Uncontrolled Resource Consumption in org.eclipse.jetty.http2:http2-common

Summary

In Eclipse Jetty, an HTTP/2 client may trigger the server to send "RST_STREAM" frames, for example, by sending frames that are malformed or that should not be sent in a particular stream state, therefore forcing the server to consume resources such as CPU and memory. For example, a client can open a stream and then send "WINDOW_UPDATE" frames with a window size increment of 0, which is illegal. Per specification https://www.rfc-editor.org/rfc/rfc9113.html#name-window_update , the server should send a "RST_STREAM" frame.
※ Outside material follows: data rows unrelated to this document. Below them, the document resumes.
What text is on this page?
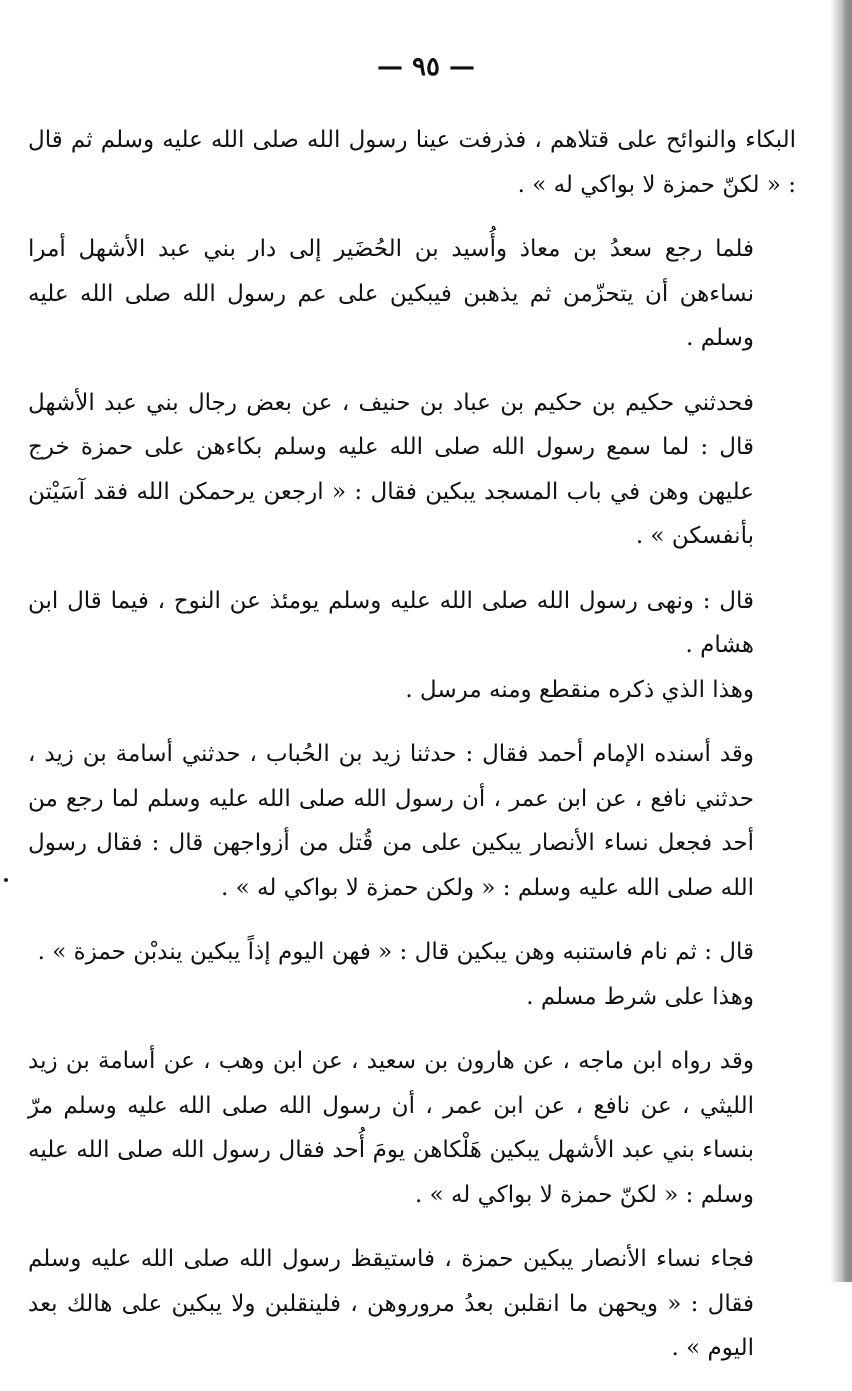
— ٩٥ —

البكاء والنوائح على قتلاهم ، فذرفت عينا رسول الله صلى الله عليه وسلم ثم قال : « لكنّ حمزة لا بواكي له » .

فلما رجع سعدُ بن معاذ وأُسيد بن الحُضَير إلى دار بني عبد الأشهل أمرا نساءهن أن يتحزّمن ثم يذهبن فيبكين على عم رسول الله صلى الله عليه وسلم .

فحدثني حكيم بن حكيم بن عباد بن حنيف ، عن بعض رجال بني عبد الأشهل قال : لما سمع رسول الله صلى الله عليه وسلم بكاءهن على حمزة خرج عليهن وهن في باب المسجد يبكين فقال : « ارجعن يرحمكن الله فقد آسَيْتن بأنفسكن » .

قال : ونهى رسول الله صلى الله عليه وسلم يومئذ عن النوح ، فيما قال ابن هشام .

وهذا الذي ذكره منقطع ومنه مرسل .

وقد أسنده الإمام أحمد فقال : حدثنا زيد بن الحُباب ، حدثني أسامة بن زيد ، حدثني نافع ، عن ابن عمر ، أن رسول الله صلى الله عليه وسلم لما رجع من أحد فجعل نساء الأنصار يبكين على من قُتل من أزواجهن قال : فقال رسول الله صلى الله عليه وسلم : « ولكن حمزة لا بواكي له » .

قال : ثم نام فاستنبه وهن يبكين قال : « فهن اليوم إذاً يبكين يندبْن حمزة » .

وهذا على شرط مسلم .

وقد رواه ابن ماجه ، عن هارون بن سعيد ، عن ابن وهب ، عن أسامة بن زيد الليثي ، عن نافع ، عن ابن عمر ، أن رسول الله صلى الله عليه وسلم مرّ بنساء بني عبد الأشهل يبكين هَلْكاهن يومَ أُحد فقال رسول الله صلى الله عليه وسلم : « لكنّ حمزة لا بواكي له » .

فجاء نساء الأنصار يبكين حمزة ، فاستيقظ رسول الله صلى الله عليه وسلم فقال : « ويحهن ما انقلبن بعدُ مروروهن ، فلينقلبن ولا يبكين على هالك بعد اليوم » .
The client can then open another stream and send another invalid "WINDOW_UPDATE" frame, causing the server to again consume unnecessary resources. This behavior does not exceed the maximum number of concurrent streams, yet the client is able to create an enormous number of streams in a short period of time. The attack can also be carried out under other conditions, for example, by sending a "DATA" frame for a closed stream, that cause the server to send a "RST_STREAM" frame. This issue affects org.eclipse.jetty.http2:http2-common versions 9.3.0.M0 through 9.4.57.v20241219, 10.0.0-alpha0 through 10.0.25, and 11.0.0-alpha0 through 11.0.25, and org.eclipse.jetty.http2:jetty-http2-common versions 12.0.0.alpha0 through 12.0.24, and 12.1.0.alpha0 through 12.1.0.beta2.